L’année suivant la reprise, une mission primaire et une secondaire sont effectuées en moyenne par jour ainsi que deux cent cinquante transferts sanitaires entre hôpitaux universitaires dans la région bruxelloise. 36% des interventions concernent des blessés graves, 26% des accidents cardiovasculaires et 10% des urgences impliquent des nourrissons en couveuse.
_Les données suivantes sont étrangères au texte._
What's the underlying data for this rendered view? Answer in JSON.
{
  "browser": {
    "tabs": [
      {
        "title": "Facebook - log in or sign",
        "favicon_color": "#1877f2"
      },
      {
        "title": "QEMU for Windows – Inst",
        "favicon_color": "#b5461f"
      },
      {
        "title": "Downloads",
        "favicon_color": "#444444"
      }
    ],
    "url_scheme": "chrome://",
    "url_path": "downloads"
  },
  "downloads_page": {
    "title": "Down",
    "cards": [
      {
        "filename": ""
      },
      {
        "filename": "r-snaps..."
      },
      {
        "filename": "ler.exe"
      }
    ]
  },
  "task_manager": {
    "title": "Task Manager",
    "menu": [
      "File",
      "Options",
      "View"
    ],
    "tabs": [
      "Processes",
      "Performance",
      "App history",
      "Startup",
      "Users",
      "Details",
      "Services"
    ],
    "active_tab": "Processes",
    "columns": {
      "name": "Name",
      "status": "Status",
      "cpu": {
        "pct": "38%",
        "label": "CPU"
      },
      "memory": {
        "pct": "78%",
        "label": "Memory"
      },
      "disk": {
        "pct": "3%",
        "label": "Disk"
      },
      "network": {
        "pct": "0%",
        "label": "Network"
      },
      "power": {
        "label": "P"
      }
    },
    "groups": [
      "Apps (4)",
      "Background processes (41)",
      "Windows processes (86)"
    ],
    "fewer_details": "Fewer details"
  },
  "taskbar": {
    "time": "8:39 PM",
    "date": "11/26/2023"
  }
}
Comme au début en 1985, chaque transport est facturé 90 bf/km (2,25 Euros) au patient soit le même tarif que pour un déplacement en ambulance.

 Fin 1989, le ministre Busquin en charge de la Santé publique refuse à son tour de signer la convention pour l’intégration dans le service national 100 car il estime superflu l’assistance par hélicoptère vu l’important réseau routier belge. Les sponsors ne désirent plus apporter de subsides à l’association et celle-ci cesse ses activités en janvier 1990. D’autres initiatives privées de secours aérien se mettent cependant en place dans les années suivantes mais ceci mérite un autre article.
 


(1) ACS composée de volontaires, cette organisation active depuis 1969 est la première du genre en Belgique à se spécialiser dans le secours médical urgent pour l’entièreté du territoire national.